57. Il y eut un clerc de Lesmor, d'une vie assez édifiante, à
ce qu'on assure, mais d'une. foi beaucoup moins bonne. Plein de confiance
dans son mince savoir, il se permit de dire que, dans l'Eucharistie, il
ne se trouvait que le sacrement, non la chose sacramentelle: c'est-à-dire,
une simple bénédiction, non point la vérité
du corps de Jésus-Christ. Malachie l'entreprit plusieurs fois secrètement
sur ce point mais sans succès (a); il le cita donc enfin à
comparaître devant lui en ayant soin toutefois de ne pas admettre
de laïcs à l'entretien, afin de le guérir de son erreur
si faire se pouvait, non de le couvrir de confusion. Il lui fut donc permis
d'exposer sa pensée en présence de clercs seulement. Après
qu'il se fut évertué à établir et à
défendre son erreur, avec toutes les ressources de son esprit qui
n'en manquait pas, Malachie lui répondit et le réfuta victorieusement
de l'avis de tous les assistants ; il quitta l'assemblée couvert
de confusion, mais non point converti, en disant qu'il ne cédait
qu'à l'autorité de son évêque, non point à
la force de la raison. Puis, s'adressant à Malachie lui-même,
il lui dit: «Vous m'avez confondu sans cause car vous avez certainement
parlé contre la vérité et même contre votre
propre conscience. » Le Saint, affligé de voir un cœur si
endurci, mais plus affligé encore du coup porté à
la foi et craignant les suites qui pouvaient en résulter, assemble
l'Église entière, reprend publiquement ce clerc et le presse
de se convertir. Les autres évêques et le reste du clergé
lui donnaient le même conseil; comme il refusait de se rendre à
leurs instances, il fut déclaré hérétique et
anathématisé. Au lieu de se réveiller à ce
coup, il s'écrie: « Vous sacrifiez tout à un homme
plutôt qu'à la vérité; mais moi je me donnerai
bien de garde de sacrifier la vérité à personne. »
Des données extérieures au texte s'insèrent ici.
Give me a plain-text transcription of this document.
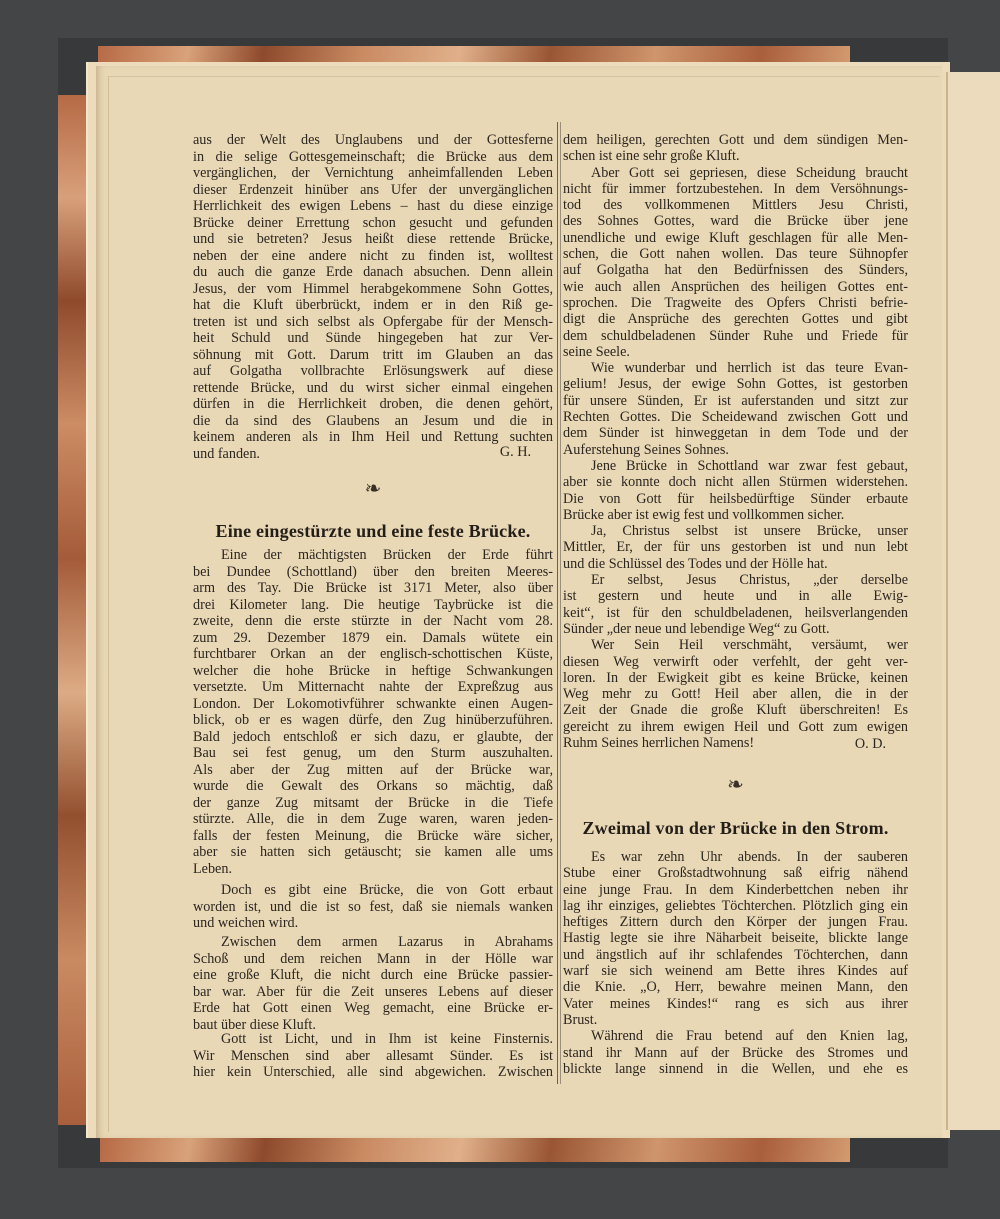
aus der Welt des Unglaubens und der Gottesferne
in die selige Gottesgemeinschaft; die Brücke aus dem
vergänglichen, der Vernichtung anheimfallenden Leben
dieser Erdenzeit hinüber ans Ufer der unvergänglichen
Herrlichkeit des ewigen Lebens – hast du diese einzige
Brücke deiner Errettung schon gesucht und gefunden
und sie betreten? Jesus heißt diese rettende Brücke,
neben der eine andere nicht zu finden ist, wolltest
du auch die ganze Erde danach absuchen. Denn allein
Jesus, der vom Himmel herabgekommene Sohn Gottes,
hat die Kluft überbrückt, indem er in den Riß ge-
treten ist und sich selbst als Opfergabe für der Mensch-
heit Schuld und Sünde hingegeben hat zur Ver-
söhnung mit Gott. Darum tritt im Glauben an das
auf Golgatha vollbrachte Erlösungswerk auf diese
rettende Brücke, und du wirst sicher einmal eingehen
dürfen in die Herrlichkeit droben, die denen gehört,
die da sind des Glaubens an Jesum und die in
keinem anderen als in Ihm Heil und Rettung suchten
und fanden.	G. H.
❧
Eine eingestürzte und eine feste Brücke.
Eine der mächtigsten Brücken der Erde führt
bei Dundee (Schottland) über den breiten Meeres-
arm des Tay. Die Brücke ist 3171 Meter, also über
drei Kilometer lang. Die heutige Taybrücke ist die
zweite, denn die erste stürzte in der Nacht vom 28.
zum 29. Dezember 1879 ein. Damals wütete ein
furchtbarer Orkan an der englisch-schottischen Küste,
welcher die hohe Brücke in heftige Schwankungen
versetzte. Um Mitternacht nahte der Expreßzug aus
London. Der Lokomotivführer schwankte einen Augen-
blick, ob er es wagen dürfe, den Zug hinüberzuführen.
Bald jedoch entschloß er sich dazu, er glaubte, der
Bau sei fest genug, um den Sturm auszuhalten.
Als aber der Zug mitten auf der Brücke war,
wurde die Gewalt des Orkans so mächtig, daß
der ganze Zug mitsamt der Brücke in die Tiefe
stürzte. Alle, die in dem Zuge waren, waren jeden-
falls der festen Meinung, die Brücke wäre sicher,
aber sie hatten sich getäuscht; sie kamen alle ums
Leben.
Doch es gibt eine Brücke, die von Gott erbaut
worden ist, und die ist so fest, daß sie niemals wanken
und weichen wird.
Zwischen dem armen Lazarus in Abrahams
Schoß und dem reichen Mann in der Hölle war
eine große Kluft, die nicht durch eine Brücke passier-
bar war. Aber für die Zeit unseres Lebens auf dieser
Erde hat Gott einen Weg gemacht, eine Brücke er-
baut über diese Kluft.
Gott ist Licht, und in Ihm ist keine Finsternis.
Wir Menschen sind aber allesamt Sünder. Es ist
hier kein Unterschied, alle sind abgewichen. Zwischen
dem heiligen, gerechten Gott und dem sündigen Men-
schen ist eine sehr große Kluft.
Aber Gott sei gepriesen, diese Scheidung braucht
nicht für immer fortzubestehen. In dem Versöhnungs-
tod des vollkommenen Mittlers Jesu Christi,
des Sohnes Gottes, ward die Brücke über jene
unendliche und ewige Kluft geschlagen für alle Men-
schen, die Gott nahen wollen. Das teure Sühnopfer
auf Golgatha hat den Bedürfnissen des Sünders,
wie auch allen Ansprüchen des heiligen Gottes ent-
sprochen. Die Tragweite des Opfers Christi befrie-
digt die Ansprüche des gerechten Gottes und gibt
dem schuldbeladenen Sünder Ruhe und Friede für
seine Seele.
Wie wunderbar und herrlich ist das teure Evan-
gelium! Jesus, der ewige Sohn Gottes, ist gestorben
für unsere Sünden, Er ist auferstanden und sitzt zur
Rechten Gottes. Die Scheidewand zwischen Gott und
dem Sünder ist hinweggetan in dem Tode und der
Auferstehung Seines Sohnes.
Jene Brücke in Schottland war zwar fest gebaut,
aber sie konnte doch nicht allen Stürmen widerstehen.
Die von Gott für heilsbedürftige Sünder erbaute
Brücke aber ist ewig fest und vollkommen sicher.
Ja, Christus selbst ist unsere Brücke, unser
Mittler, Er, der für uns gestorben ist und nun lebt
und die Schlüssel des Todes und der Hölle hat.
Er selbst, Jesus Christus, „der derselbe
ist gestern und heute und in alle Ewig-
keit“, ist für den schuldbeladenen, heilsverlangenden
Sünder „der neue und lebendige Weg“ zu Gott.
Wer Sein Heil verschmäht, versäumt, wer
diesen Weg verwirft oder verfehlt, der geht ver-
loren. In der Ewigkeit gibt es keine Brücke, keinen
Weg mehr zu Gott! Heil aber allen, die in der
Zeit der Gnade die große Kluft überschreiten! Es
gereicht zu ihrem ewigen Heil und Gott zum ewigen
Ruhm Seines herrlichen Namens!	O. D.
❧
Zweimal von der Brücke in den Strom.
Es war zehn Uhr abends. In der sauberen
Stube einer Großstadtwohnung saß eifrig nähend
eine junge Frau. In dem Kinderbettchen neben ihr
lag ihr einziges, geliebtes Töchterchen. Plötzlich ging ein
heftiges Zittern durch den Körper der jungen Frau.
Hastig legte sie ihre Näharbeit beiseite, blickte lange
und ängstlich auf ihr schlafendes Töchterchen, dann
warf sie sich weinend am Bette ihres Kindes auf
die Knie. „O, Herr, bewahre meinen Mann, den
Vater meines Kindes!“ rang es sich aus ihrer
Brust.
Während die Frau betend auf den Knien lag,
stand ihr Mann auf der Brücke des Stromes und
blickte lange sinnend in die Wellen, und ehe es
Transporté d'une sainte colère, Malachie répond à
ces mots : « Le Seigneur saura bien te contraindre à confesser
la vérité a L'autre ayant répondu : « Ainsi
soit-il : » l'assemblée fut levée. Mais brûlé
comme par un fer chaud, il songe à fuir, car il ne peut supporter
plus longtemps de vivre ainsi frappé d'infamie et déshonoré.
Après avoir réuni tout ce qui lui appartenait, il se préparait
à sortir, quand, atteint d'une infirmité soudaine, il s'arrête
tout à coup et, privé de forces, il tombe à terre
à l'endroit même, accablé de fatigues et respirant
à peine. Un fou, conduit par le hasard, venant à passer par
là, l'aperçoit et lui demande ce qu'il fait là. Il
lui répond qu'il est atteint d'un mal très grave, qui ne
lui permet ni d'avancer ni de recaler. Et le fou de lui répondre
alors . « Quand on en est là ce n'est pas d'un mal quelconque
c'est de la mort même qu'on est frappé. » Or il ne parlait
pas ainsi de lui-même, mais Dieu voulait punir ce clerc par la vois
d'un insensé de n'avoir point voulu acquiescer à l'avis des
sages; il ajouta ensuite: «Retournez chez vous je vous aiderai à
le faire; » en effet il rentre en ville appuyé sur le bras
de ce fou, mais en même temps il rentre en lui-même et se jette
dans les bras de la miséricorde de Dieu. En même temps il
fait appeler l'évêque, reconnaît la vérité
et abjure son erreur. Il se confesse et reçoit l'absolution de sa
faute, il demande ensuite le saint viatique et il se trouve réconcilié
avec l'Église. Voilà comment presque au même moment sa perfide
erreur fut reniée par sa propre bouche et effacée par sa
mort, et comment aussi au grand étonnement de tout le monde, s'accomplit
sans retard la parole de Malachie et celle de l'Écriture qui a dit : «
L'affliction vous donnera de l'intelligence. »
CHAPITRE XXVII
Malachie rétablit la paix et l'union entre des
populations qui étaient divisées.
58. Une grande mésintelligence s'était élevée
entre les habitants de certaines contrées; Malachie fut appelé
pour rétablir la paix entre eux, mais, comme il était occupé
ailleurs il chargea un autre évêque de cette entreprise. Celui-ci
s'en excusa en disant que c'était à Malachie, non pas à
lui qu'on s'était adressé, qu'il ne serait certainement pas
même écouté, et qu'il était inutile par conséquent
qu'il se mêlât de cette affaire. Malachie lui dit: «Allez
toujours et le Seigneur sera avec vous. » Il obéit en disant:
« si on ne m'écoute point, j'en appellerai à votre
Paternité. » Malachie sourit un peu et dit . « Eh bien
soit. » Alors l'évêque qu'il avait envoyé rassemble
le peuple et lui parle de paix; on l'écoute et la réconciliation
a lieu; on se donne parole de part et d'autre, la paix est conclue, l'évêque
lève l'assemblée. Mais l'un des deux partis voyant que l'autre
sans défiance depuis que la paix était faite n'était
plus sur ses gardes se mit à conspirer contre lui en disant «qu'avons-nous
voulu faire? La victoire est à nous, la victoire est dans nos mains.»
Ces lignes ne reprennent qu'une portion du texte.